Turkey is a country of young retired people. From an economic point of view this is a problem.
The Bahçeşehir University Center for Economic and Social Research (BETAM) recently published two research briefs on this issue using Turkish Statistics Institute (TurkStat) Income and Living Conditions statistics. According to BETAM, the share of retired people in the 45-54 age category was 24.7 percent in 2010; one person out of four aged between 45 and 54 was receiving a pension in 2010. Furthermore, the share of retired people in the 40-44 age category was not negligible at all: 1.8 percent! When my European friends waiting to reach 65 or 67 to retire learn about these young retired people here, they regret not being born in Turkey.
This situation was inherited from the beginning of the 1990s, when the coalition government of the center-right and center-left leaded by Süleyman Demirel eased the conditions for retirement at a time when the average age of retirement was already quite low. Mr. Demirel argued that this would help young generations find jobs. He was strongly supported by workers' unions, whose preferred slogan was, “Stop retirement in the tomb.”
This early retirement system was of course absolutely unsustainable, even in the medium term, in respect to the public sector financial balance. A change was made in 1999 while a severe economic crisis caused by huge macroeconomic imbalances was taking place. The reform was a prerequisite for the International Monetary Fund (IMF) to sign a stand-by agreement. However, since the acquired rights cannot be reversed, early retirement still happens, albeit statistics are showing signs of very limited improvement in recent years. For example, in 2006 the share of retired people in the 45-54 age group was 24.9 percent, compared to 24.7 percent in 2010 -- an improvement of 0.2 points in only four years.
Early retirement is a serious problem since pensions are financed by premiums paid by the workers. Now, the share of retired individuals to those employed increased from 28.3 percent in 2006 to 31.6 percent in 2010 and it will continue to increase despite the reforms, while Turkey has neither terminated its demographic transition -- the working age population continues to increase -- nor achieved its economic development. Early retirement combined with an aging population is one of the main challenges Turkey is facing. Unavoidably, the bill will be paid by our children.
A new retirement reform is certainly needed but the process of early retirement can hardly be reversed. The best that could be done would be encouraging retired people to work in the formal sector. In fact, some of them are already working. Here I suggest a new slogan, just as a joke: “Retire, find a new job, double your income sources before dying.” Jokes aside, I must confess that this is exactly my case! In 2010, there were approximately 5.5 million retired men and 1.7 million retired women. Let me state that the gender difference is explained by the very low number of women who had formal jobs in the past. Out of 5.5 million retired men, 1.9 million were working in 2010, while out of 1.7 million retired women, only 128,000 were working. Altogether, one out of three retired people actually has a job. This reaches one in two among the young retired, aged under 55.
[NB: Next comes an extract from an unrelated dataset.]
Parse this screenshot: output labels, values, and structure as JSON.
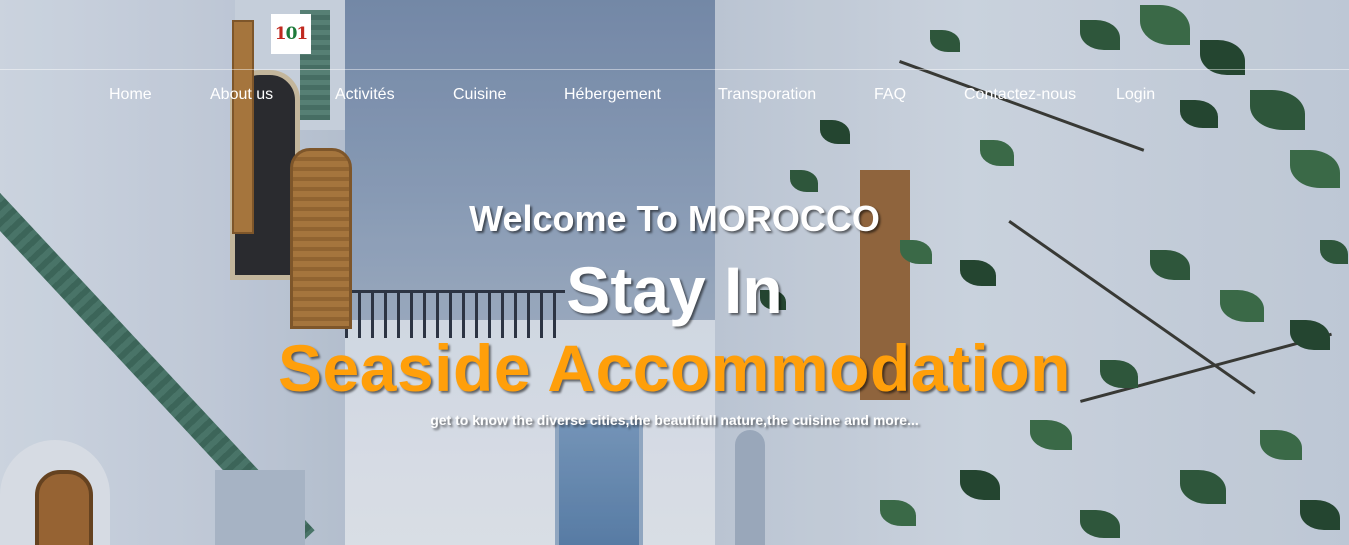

The huge gender gap among the working retired has to be noted. Here we have another interesting aspect of the early retirement phenomenon. A very large majority of young retired women are out of the labor market. This is one of the causes of the very low female labor force participation (30 percent) prevailing in Turkey. On the other hand, only one quarter of the whole working retired are wage earners and the remaining work in their own business. We can add that approximately one working retired person out of five is formally registered in the Social Security Institution (SGK), i.e., paying a premium. For firms employing retired people, it is a way to lower labor costs.
The bottom line of this Turkish early retirement story is that we have to find a way to increase the number of retired people in the workforce, particularly young retired women. We need a system combining the right incentives with some constraints. To be frank, I have not thought about what these incentives could be. But I hope that there is a way. If not, the bill the young generations will pay will be very heavy.